Installation and Dependencies

This package has the following dependencies:

  • OpenAI Gym
    • Along with all its dependencies
    • A MuJoCo license if you intend to use MuJoCo environments
    • Atari-Py and Atari ROMs if you intend to use Atari environments
    • PyBox2D
  • Python 3.7 (currently tested with Python 3.7.9)
  • Python 3.7-dev (automatically installed when installing Python3.7 from source)
  • Go-Python: Go bindings for the C-API of CPython3
    • Along with all its dependencies
  • pkg-config

The pkg-config program looks at the paths described in the PKG_CONFIG_PATH environment variable. In one of those paths, you must have have the python3.pc package configuration file. On my Ubuntu installation, the python3.pc file is in /usr/local/lib/pkgconfig.

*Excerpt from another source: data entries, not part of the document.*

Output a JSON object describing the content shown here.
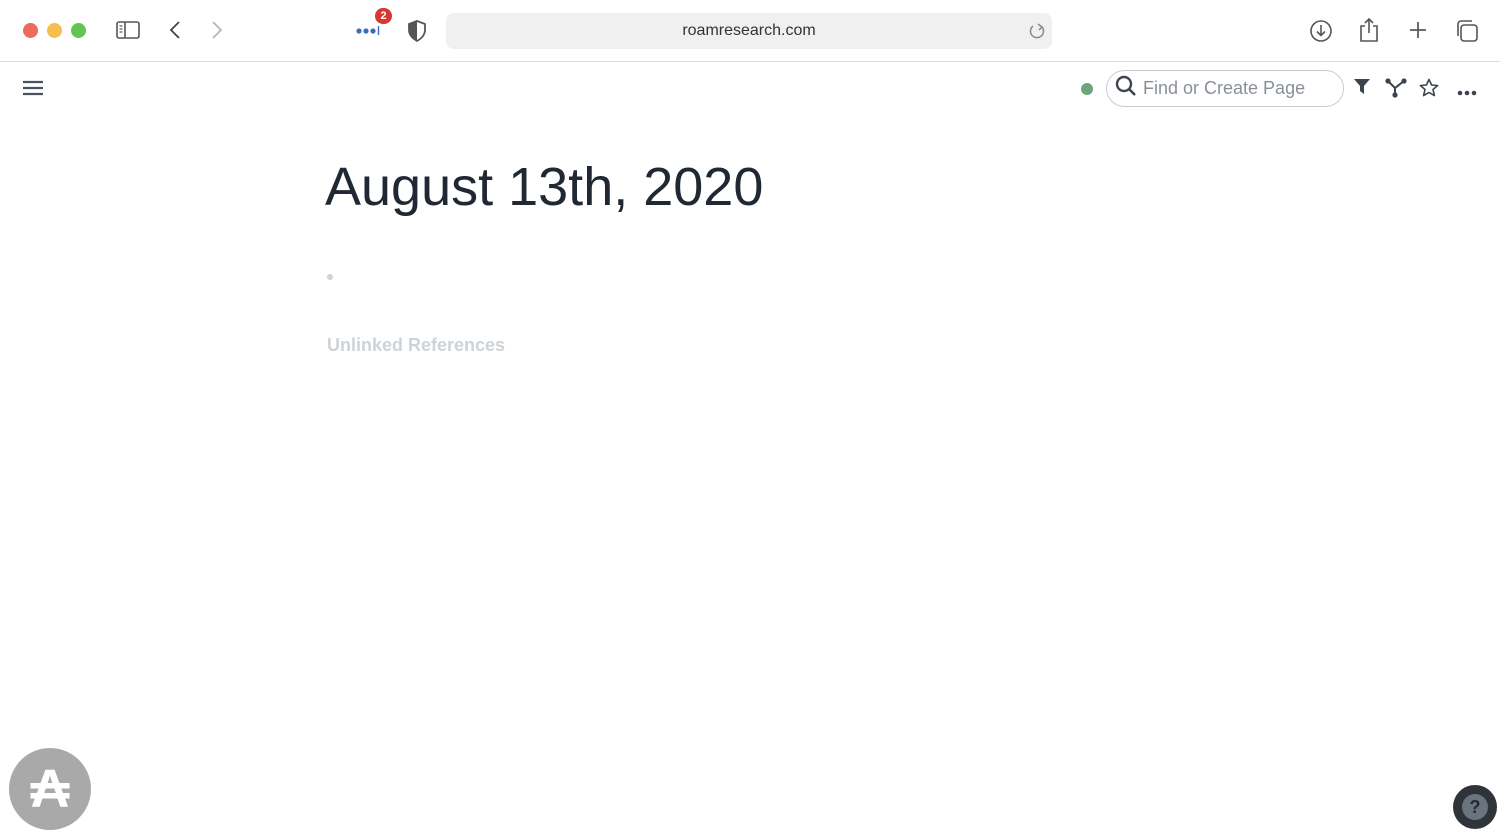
{
  "browser": {
    "url": "roamresearch.com",
    "extension_badge_count": "2",
    "icons": {
      "sidebar": "sidebar-icon",
      "back": "chevron-left-icon",
      "forward": "chevron-right-icon",
      "extensions": "dots-extension-icon",
      "privacy": "shield-icon",
      "reload": "reload-icon",
      "downloads": "download-icon",
      "share": "share-icon",
      "new_tab": "plus-icon",
      "tab_overview": "tabs-icon"
    }
  },
  "app": {
    "search": {
      "placeholder": "Find or Create Page",
      "value": ""
    },
    "sync_status_color": "#6ca57d",
    "toolbar_icons": [
      "filter-icon",
      "graph-icon",
      "star-icon",
      "more-icon"
    ]
  },
  "page": {
    "title": "August 13th, 2020",
    "blocks": [
      ""
    ],
    "unlinked_references_label": "Unlinked References"
  },
  "floating": {
    "extension_glyph": "₳",
    "help_glyph": "?"
  }
}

To add this directory to the PKG_CONFIG_PATH environment variable, run the following code on the command line:

export PKG_CONFIG_PATH="$PKG_CONFIG_PATH":/usr/local/lib/pkgconfig

or put that line in your .zshrc or 'bashrc file for the environment variable to be automatically set whenever a terminal is started.

Once all dependencies have been installed, you're ready to start using GoGym!

Warning: this module only works with Python 3.7. No other version of Python is currently supported by Go-Python.

Installing Python3.7 from Source

To install Python 3.7 (along with the Python3.7-dev package) from source:

  1. ead over to the Python 3.7 Download Page and download one of the compressed archived.
  2. Extract the archive.
  3. Enter the extracted directory
  4. Run ./configure --enable-shared --enable-optimizations
  5. Run sudo make install
  6. Enjoy your new Python 3.7 installation! Why not install gnureadline?

Example Usage

env, err := Make("Ant-v2")
if err != nil {
	panic(err)
}

_, err = env.Reset()
if err != nil {
	panic(err)
}

for i := 0; i < 10; i++ {
	obs, reward, done, err := env.Step(env.ActionSpace().Sample())
	if err != nil {
		panic(err)
	}
	fmt.Println(obs, reward, done)
}

Known Issues

  • The rendering functionality of OpenAI Gym is currently not supported. For some reason the C Python API cannot find the gym.error package.
  • You may need to link the Python 3.7 library for cgo: #cgo LDFLAGS: -lpython3 or #cgo LDFLAGS: -lpython3.7
  • If using many environments concurrently in the same process, the dreaded Python GIL will ensure that performance decreases. Try to limit the number of environments per-process to 1 to ensure the best performance (in fact, this limitation exists when running OpenAI Gym in Python too).
  • Since Go-Python provides bindings only for the Python C API and not the NumPy C API, Python Lists are passed as actions to the gym environments instead of NumPy ndarrays. Casting the Python Lists to NumPy ndarrays would just be an extra unneeded step.
  • So far, only Gym environments which satisfy the regular Gym interface (having Step(), Reset(), and Seed() methods) can be constructed. Any others (e.g. the Algorithmic Environments) will result in a panic. This means that MuJoCo, classic control, and Atari should work.

Future plans

  • Make all environments work, even those that do not implement the regular environment API
  • Add all wrappers
  • Add all spaces

ToDo

  • Depending on the observation space type, Step() should construct the appropriate observation (vector, dict, tuple) and return a structure of that type. E.g. if the environment is wrapped by a PixelObservation wrapper, then the returned observation is actually a Python dict[string]np.array, so we should also do this. Step() will return an interface{}. Then, for a composite type: for each index we construct an associated value (e.g. if observation["pixels"] is a np.array, we return a []float64 at that index) etc.
  • To use any environments with nD (n > 1) observation dimensions, we will need to use the numpy C api to iterate over the array and turn it into a []float. It will then be up to the agent to reshape that into the appropriate shape for its input.
  • Get rid of go-python3 and just use the Python C API instead. This way, GoGym will work with newer versions of Python too, and it will just be nicer.
  • Implement functionality using the NumPy C API to create BoxSpaces that have n-dimensional shapes. This will also allow us to use wrappers that return observations with n-dimensional shapes. Basically, we'll just return the []float64 and the client will have to reshape it.